Conforme te adentras en la película, toda ella se convierte en un teatro de titiriteros que representan los diferentes enfoques que adopta la existencia.
Seguramente en contra de la opinión de cuando la vi por vez primera, hace muchos años, el personaje que de entrada me parece más simpático es el del escudero, que no se cree nada y anda por el mundo aprovechando sus oportunidades de una forma abierta, sin subterfugios. Porque el noble que busca pruebas de la existencia de la divinidad, hace lo imposible por diferir la experiencia que le sacaría de toda duda: la muerte que sabe cierta por su educación filosófica. Mientras el escudero le resuelve los problemas materiales y le permite andar por ahí de buena persona, él utiliza el intelecto para intentar eludir sus propias conclusiones. Esto es lo que simboliza la partida de ajedrez en la que él mismo revela su estrategia al supuesto contrincante.

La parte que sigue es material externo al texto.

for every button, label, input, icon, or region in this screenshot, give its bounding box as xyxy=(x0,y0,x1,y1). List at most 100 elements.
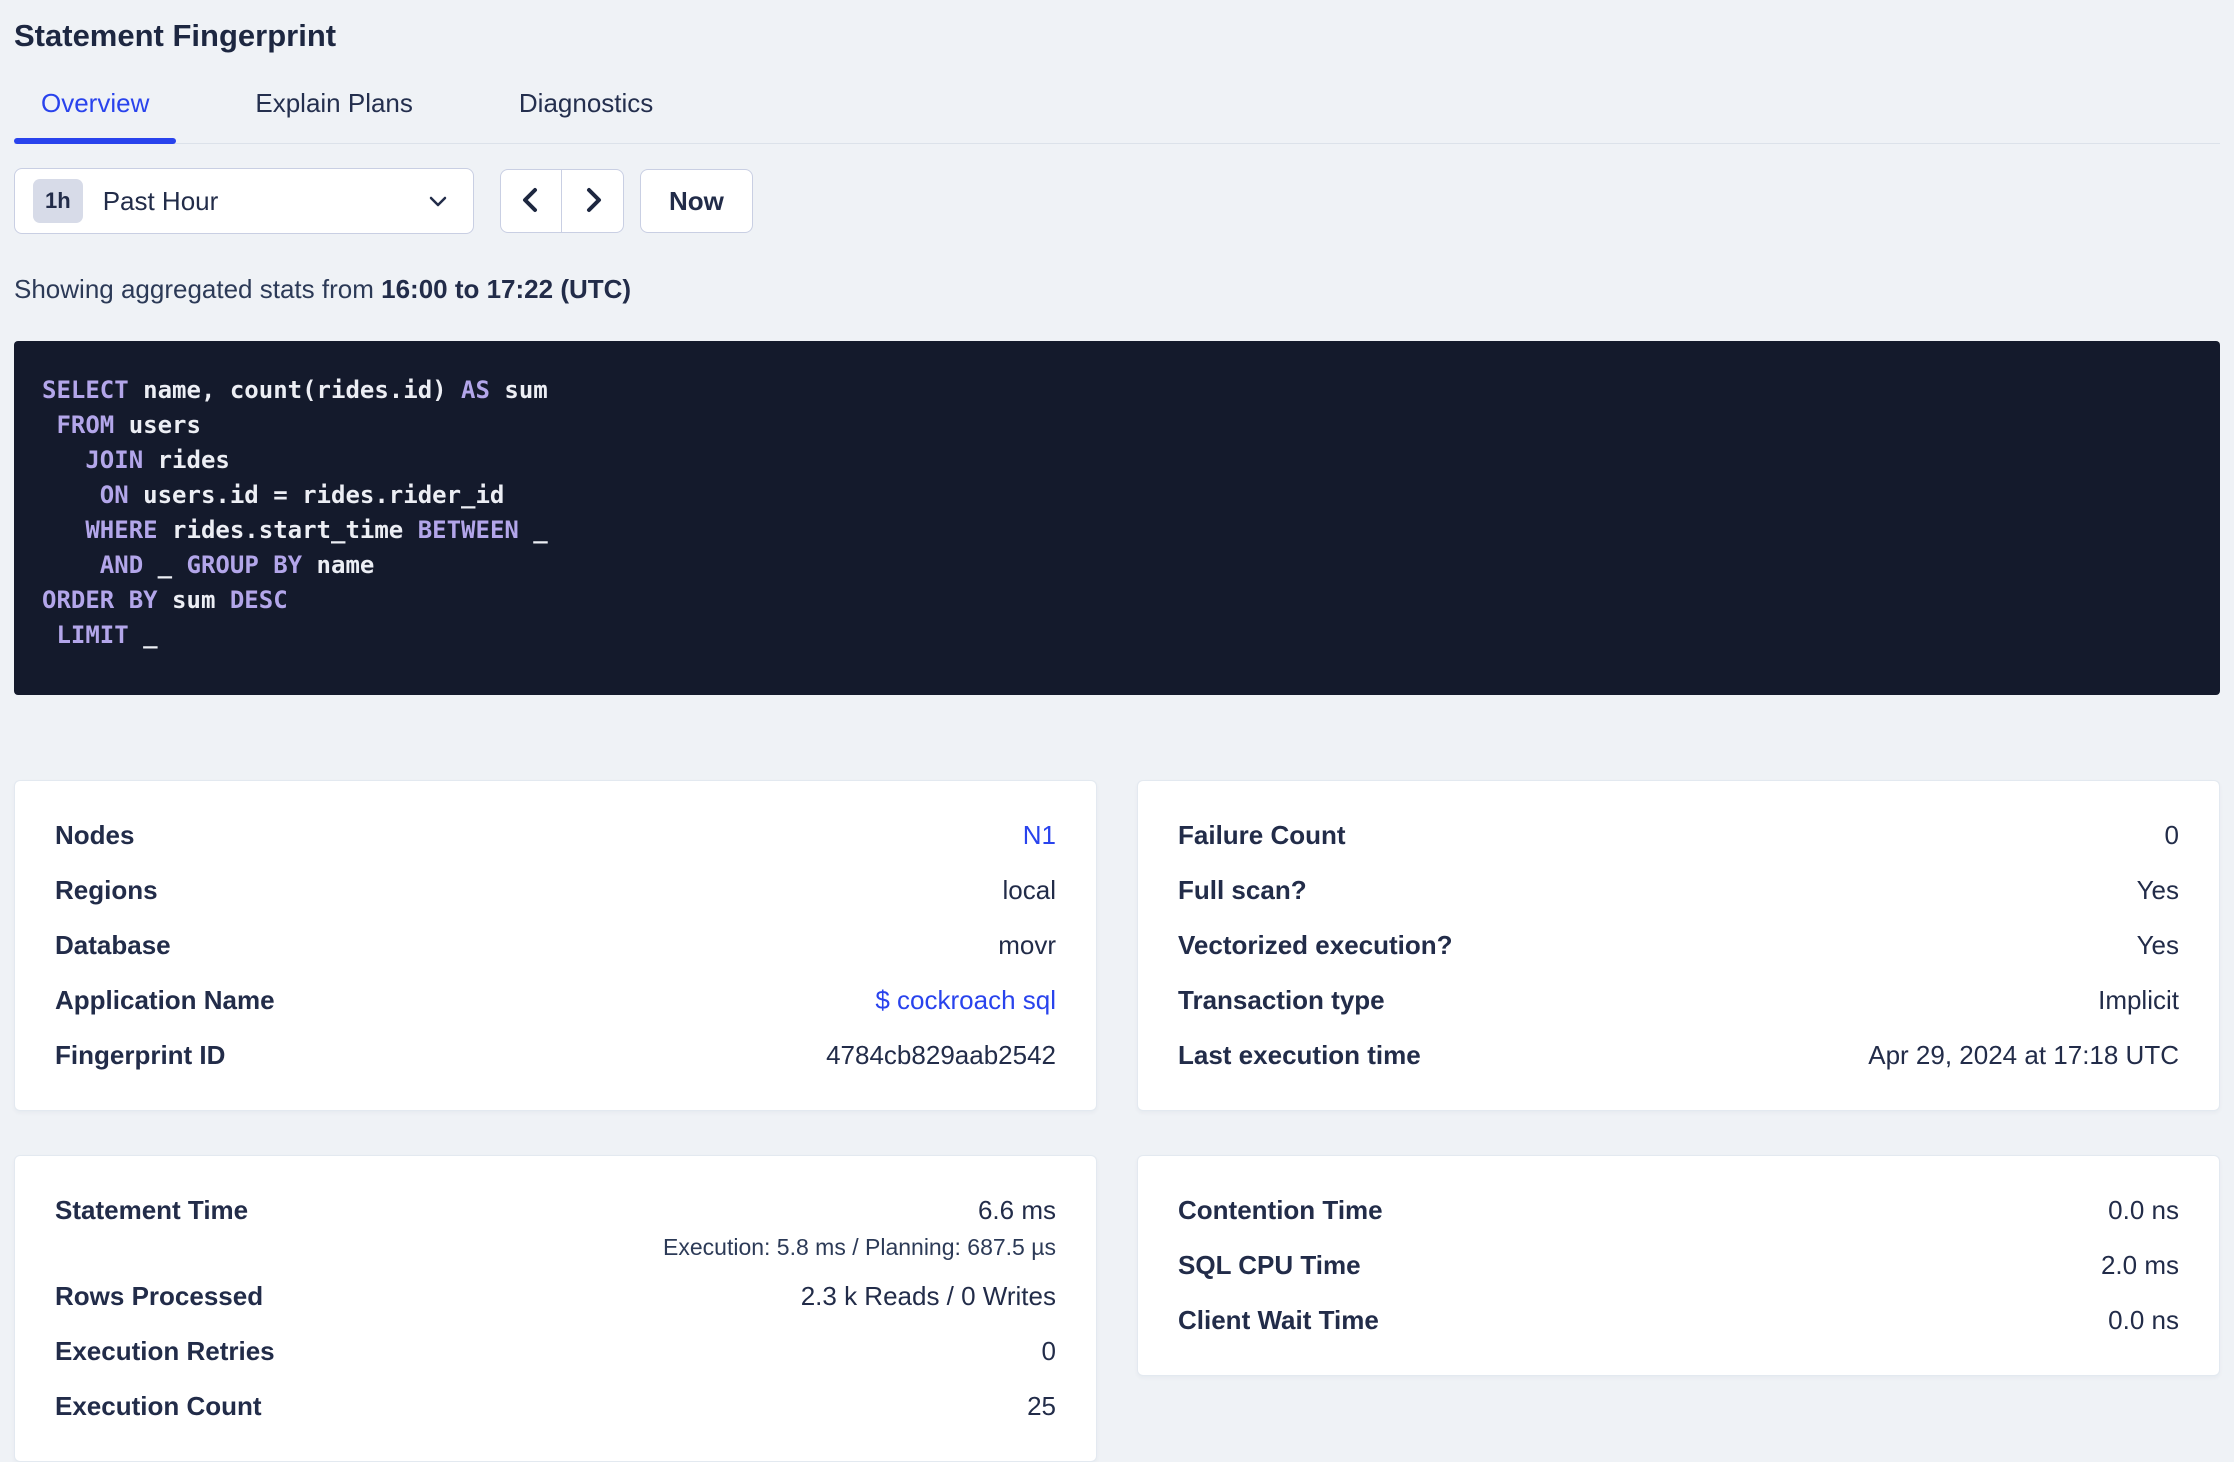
stat-label: Statement Time xyxy=(55,1195,249,1225)
nodes-link[interactable]: N1 xyxy=(1023,820,1056,851)
stat-row-application-name: Application Name $ cockroach sql xyxy=(55,973,1056,1028)
stat-value: 0.0 ns xyxy=(2108,1195,2179,1225)
time-range-label: Past Hour xyxy=(102,185,219,216)
sql-text: users.id = rides.rider_id xyxy=(128,481,505,509)
stat-row-execution-count: Execution Count 25 xyxy=(55,1379,1056,1434)
stat-label: Database xyxy=(55,930,171,960)
stats-line-range: 16:00 to 17:22 (UTC) xyxy=(381,274,632,304)
sql-line: LIMIT _ xyxy=(42,618,2192,653)
sql-keyword: DESC xyxy=(229,586,288,614)
sql-line: AND _ GROUP BY name xyxy=(42,548,2192,583)
sql-keyword: LIMIT xyxy=(56,621,129,649)
statement-fingerprint-page: Statement Fingerprint Overview Explain P… xyxy=(0,0,2234,1462)
sql-line: SELECT name, count(rides.id) AS sum xyxy=(42,373,2192,408)
time-controls: 1h Past Hour Now xyxy=(14,168,2220,234)
sql-statement-box: SELECT name, count(rides.id) AS sum FROM… xyxy=(14,341,2220,695)
stat-row-contention-time: Contention Time 0.0 ns xyxy=(1178,1183,2179,1238)
prev-time-button[interactable] xyxy=(501,170,562,232)
sql-keyword: AND xyxy=(99,551,144,579)
stat-value: movr xyxy=(998,930,1056,960)
stat-label: Contention Time xyxy=(1178,1195,1383,1225)
overview-card: Nodes N1 Regions local Database movr App… xyxy=(14,780,1097,1111)
stat-value: Yes xyxy=(2136,930,2179,960)
sql-keyword: ORDER BY xyxy=(42,586,158,614)
sql-line: JOIN rides xyxy=(42,443,2192,478)
sql-line: ON users.id = rides.rider_id xyxy=(42,478,2192,513)
wait-times-card: Contention Time 0.0 ns SQL CPU Time 2.0 … xyxy=(1137,1155,2220,1376)
stat-row-last-execution-time: Last execution time Apr 29, 2024 at 17:1… xyxy=(1178,1028,2179,1083)
tab-diagnostics[interactable]: Diagnostics xyxy=(492,88,680,143)
stat-value: Implicit xyxy=(2098,985,2179,1015)
time-range-badge: 1h xyxy=(33,179,83,223)
execution-attributes-card: Failure Count 0 Full scan? Yes Vectorize… xyxy=(1137,780,2220,1111)
sql-text: name, count(rides.id) xyxy=(128,376,462,404)
sql-keyword: WHERE xyxy=(85,516,158,544)
sql-keyword: JOIN xyxy=(85,446,144,474)
sql-line: WHERE rides.start_time BETWEEN _ xyxy=(42,513,2192,548)
sql-text: rides xyxy=(143,446,230,474)
stat-label: Client Wait Time xyxy=(1178,1305,1379,1335)
stat-row-failure-count: Failure Count 0 xyxy=(1178,808,2179,863)
stat-value: 0 xyxy=(1041,1336,1056,1366)
next-time-button[interactable] xyxy=(562,170,623,232)
stat-row-fingerprint-id: Fingerprint ID 4784cb829aab2542 xyxy=(55,1028,1056,1083)
stat-value: 4784cb829aab2542 xyxy=(826,1040,1056,1070)
sql-keyword: GROUP BY xyxy=(186,551,303,579)
stat-row-rows-processed: Rows Processed 2.3 k Reads / 0 Writes xyxy=(55,1269,1056,1324)
stat-row-statement-time: Statement Time 6.6 ms Execution: 5.8 ms … xyxy=(55,1183,1056,1269)
chevron-right-icon xyxy=(579,186,607,217)
stat-row-client-wait-time: Client Wait Time 0.0 ns xyxy=(1178,1293,2179,1348)
stat-row-full-scan: Full scan? Yes xyxy=(1178,863,2179,918)
application-name-link[interactable]: $ cockroach sql xyxy=(875,985,1056,1016)
timing-card: Statement Time 6.6 ms Execution: 5.8 ms … xyxy=(14,1155,1097,1462)
stat-label: Execution Count xyxy=(55,1391,262,1421)
stat-row-database: Database movr xyxy=(55,918,1056,973)
chevron-down-icon xyxy=(425,188,451,214)
stat-value: 2.0 ms xyxy=(2100,1250,2179,1280)
stat-value: 6.6 ms xyxy=(977,1195,1056,1225)
stat-value: 25 xyxy=(1027,1391,1056,1421)
stat-label: Execution Retries xyxy=(55,1336,275,1366)
stat-value: local xyxy=(1002,875,1056,905)
statement-time-values: 6.6 ms Execution: 5.8 ms / Planning: 687… xyxy=(663,1195,1056,1261)
sql-line: ORDER BY sum DESC xyxy=(42,583,2192,618)
stat-row-sql-cpu-time: SQL CPU Time 2.0 ms xyxy=(1178,1238,2179,1293)
stat-label: Transaction type xyxy=(1178,985,1385,1015)
stat-value: 2.3 k Reads / 0 Writes xyxy=(800,1281,1056,1311)
aggregated-stats-line: Showing aggregated stats from 16:00 to 1… xyxy=(14,274,2220,305)
tab-explain-plans[interactable]: Explain Plans xyxy=(228,88,440,143)
stat-label: Application Name xyxy=(55,985,275,1015)
sql-text: _ xyxy=(143,551,187,579)
stat-row-nodes: Nodes N1 xyxy=(55,808,1056,863)
sql-text: _ xyxy=(128,621,158,649)
now-button[interactable]: Now xyxy=(640,169,753,233)
sql-keyword: FROM xyxy=(56,411,115,439)
stat-row-transaction-type: Transaction type Implicit xyxy=(1178,973,2179,1028)
stat-value: Yes xyxy=(2136,875,2179,905)
stat-row-vectorized-execution: Vectorized execution? Yes xyxy=(1178,918,2179,973)
sql-text: sum xyxy=(489,376,548,404)
stat-label: Full scan? xyxy=(1178,875,1307,905)
sql-text: sum xyxy=(157,586,230,614)
tab-bar: Overview Explain Plans Diagnostics xyxy=(14,88,2220,144)
sql-keyword: AS xyxy=(461,376,490,404)
stat-row-regions: Regions local xyxy=(55,863,1056,918)
stat-value: 0.0 ns xyxy=(2108,1305,2179,1335)
sql-text: name xyxy=(302,551,375,579)
stat-label: Vectorized execution? xyxy=(1178,930,1453,960)
sql-text: rides.start_time xyxy=(157,516,418,544)
stat-label: Regions xyxy=(55,875,158,905)
sql-text: users xyxy=(114,411,201,439)
time-range-picker[interactable]: 1h Past Hour xyxy=(14,168,474,234)
sql-text: _ xyxy=(518,516,548,544)
stat-label: Last execution time xyxy=(1178,1040,1421,1070)
tab-overview[interactable]: Overview xyxy=(14,88,177,144)
sql-keyword: ON xyxy=(99,481,129,509)
sql-keyword: BETWEEN xyxy=(417,516,519,544)
summary-cards: Nodes N1 Regions local Database movr App… xyxy=(14,780,2220,1462)
stat-label: Fingerprint ID xyxy=(55,1040,226,1070)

Los demás personajes que aparecen son un soñador: cobarde y buena persona; un religioso: estafador y malvado; un comediante: embaucador y efímero; un herrero: violento y tonto; una mujer: lasciva y astuta y una bruja: cándida y engañada. Estos caracteres sobresalen en una masa que oscila entre la crueldad y la culpabilidad. El conjunto se resume en este Dies Irae que recorre el territorio.
La muerte los iguala a todos, con excepción de la muchacha: madre, bella y abierta a cualquier situación; incluso a la muerte que recibe como un descanso, una liberación y un premio por una vida entregada. Por eso la muerte la respeta junto a los que ella incluye en su existencia.
Desde luego, esta es una trascendencia real, no de ideas.